Saudações, meus caros leitores rubro negros! Eu sou André Zotês e aqui estamos para mais um Bardo Rubro Negro depois desse hiato da Copa América.

Geralmente, costumo falar mais sobre os jogos, porém desta vez serei fora do usual: discutiremos mais sobre formações de jogo, variações táticas e peças escaladas.

Conforme Jesus nos prometeu, o Flamengo voltou aos campeonatos de uma forma diferente. Linhas defensivas e de marcação mais altas, mais intensidade nos jogos e com uma escalação bastante ofensiva. Chamou-nos atenção alguns pontos, entretanto:

Laterais

No primeiro jogo oficial de JJ, tivemos um mais do mesmo com Rodinei/Renê. Mas, na partida seguinte, Rafinha estreou – Glória, Jesus!- e Trauco jogou. É verdade que o peruano pode estar esquentando a vaga de Filipe Luís, todavia essa era uma troca que muitos torcedores gostariam. E Pará pode apenas ser um simpático estado do Norte…

Zaga

Estão trabalhando mais, ainda batendo cabeça com a nova postura.Nada que não possa ser corrigido. Aproveito aqui pra incluir o Diego Alves neste tópico, pois agora faz vezes de líbero, já que tem certa habilidade em jogar com os pés. O lance que vamos descobrir é se o espanhol Pablo Marí já chega jogando ou se Léo Duarte se mantém entre os titulares, levando em conta que Rodrigo Caio seja um dos titulares.

Setor de meio campo

De uma maneira geral, aqui é onde ocorreram as maiores reformulações. O 433 de outrora e de longa data deu lugar à um 4132. E ao menos neste momento, o antes intocável Cuéllar não parece ser imprescindível. Na frente da zaga, quem tem ganhado espaço é Arão, o patinho feio que é bonito. Vocês vão contrariar Jesus? Resta saber se com a chegada do Gérson isso irá prosseguir. Continuando a falar deste importante setor, nós passamos a usar uma linha de três meias bastante criativa com Arrascaeta, Diego e Éverton Ribeiro. Com Diego fazendo uma função de segundo volante, às vezes.

Ataque

De uma linha com três, quer sejam dois pontas e um centroavante ou um falso nove; passamos para dois homens de frente. O Mister quer um nove mais clássico que ainda não veio. Quando vier, quem sai: Gabriel ou Bruno Henrique?

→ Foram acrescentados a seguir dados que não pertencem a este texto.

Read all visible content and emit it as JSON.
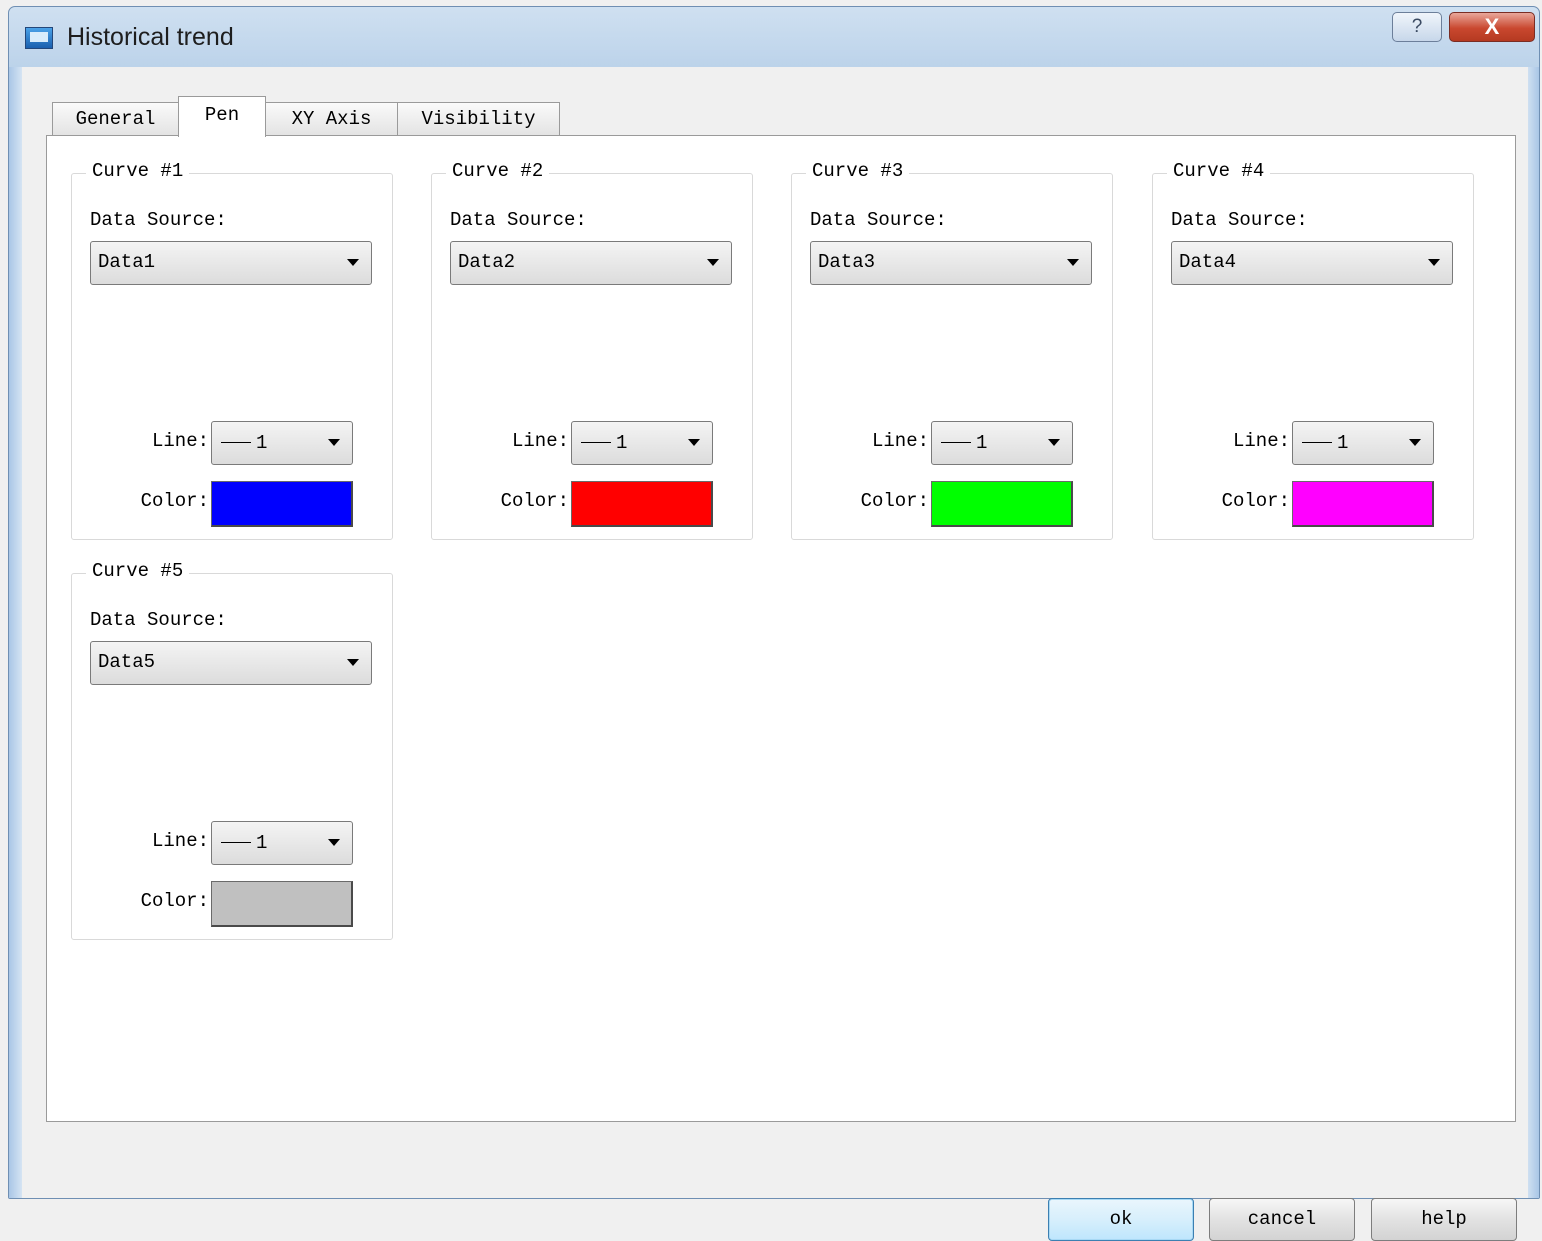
{
  "window": {
    "title": "Historical trend",
    "help_label": "?",
    "close_label": "X"
  },
  "tabs": [
    {
      "label": "General"
    },
    {
      "label": "Pen"
    },
    {
      "label": "XY Axis"
    },
    {
      "label": "Visibility"
    }
  ],
  "active_tab": "Pen",
  "field_labels": {
    "data_source": "Data Source:",
    "line": "Line:",
    "color": "Color:"
  },
  "curves": [
    {
      "title": "Curve #1",
      "data_source": "Data1",
      "line": "1",
      "color": "#0000ff"
    },
    {
      "title": "Curve #2",
      "data_source": "Data2",
      "line": "1",
      "color": "#ff0000"
    },
    {
      "title": "Curve #3",
      "data_source": "Data3",
      "line": "1",
      "color": "#00ff00"
    },
    {
      "title": "Curve #4",
      "data_source": "Data4",
      "line": "1",
      "color": "#ff00ff"
    },
    {
      "title": "Curve #5",
      "data_source": "Data5",
      "line": "1",
      "color": "#c0c0c0"
    }
  ],
  "buttons": {
    "ok": "ok",
    "cancel": "cancel",
    "help": "help"
  }
}
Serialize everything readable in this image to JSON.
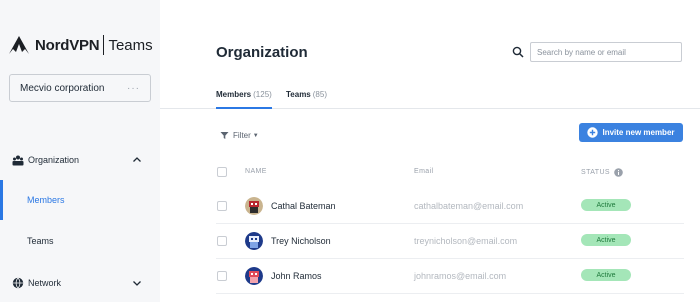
{
  "brand": {
    "name": "NordVPN",
    "product": "Teams"
  },
  "organization": {
    "name": "Mecvio corporation",
    "more": "···"
  },
  "sidebar": {
    "groups": [
      {
        "label": "Organization",
        "icon": "organization-icon",
        "expanded": true
      },
      {
        "label": "Network",
        "icon": "network-icon",
        "expanded": false
      }
    ],
    "items": [
      {
        "label": "Members",
        "active": true
      },
      {
        "label": "Teams",
        "active": false
      }
    ]
  },
  "header": {
    "title": "Organization",
    "search_placeholder": "Search by name or email"
  },
  "tabs": [
    {
      "label": "Members",
      "count": "(125)",
      "active": true
    },
    {
      "label": "Teams",
      "count": "(85)",
      "active": false
    }
  ],
  "toolbar": {
    "filter_label": "Filter",
    "invite_label": "Invite new member"
  },
  "table": {
    "columns": {
      "name": "NAME",
      "email": "Email",
      "status": "STATUS"
    },
    "rows": [
      {
        "name": "Cathal Bateman",
        "email": "cathalbateman@email.com",
        "status": "Active"
      },
      {
        "name": "Trey Nicholson",
        "email": "treynicholson@email.com",
        "status": "Active"
      },
      {
        "name": "John Ramos",
        "email": "johnramos@email.com",
        "status": "Active"
      }
    ]
  },
  "colors": {
    "accent": "#2b78e4",
    "button": "#3b82e0",
    "status_bg": "#a4e6b8",
    "sidebar_bg": "#f6f7f9"
  }
}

O que podemos dizer é que com laterais de verdade e um meio de campo com intensa mobilidade, a nação vislumbra um horizonte de muitas conquistas. Contra o Furacão tivemos problemas, já contra o Goiás conseguimos encaixar melhor as ideias de Jesus que nos deu indícios de que a sua maneira de jogar é essa. Pra frente, intensa e quem não acompanhar vai pro banco. Quem não treinar bem, não seguir a palavra, vai perder espaço, o elenco tá se encorpando.

Amanhã temos partida eliminatória, precisamos evitar os erros de Curitiba, compactando melhor os setores e preenchendo os espaços e manter o padrão de domingo que a gente carimba a vaga nas semifinais da Copa do Brasil. Vencer, vencer, vencer… Eis o mistério da fé!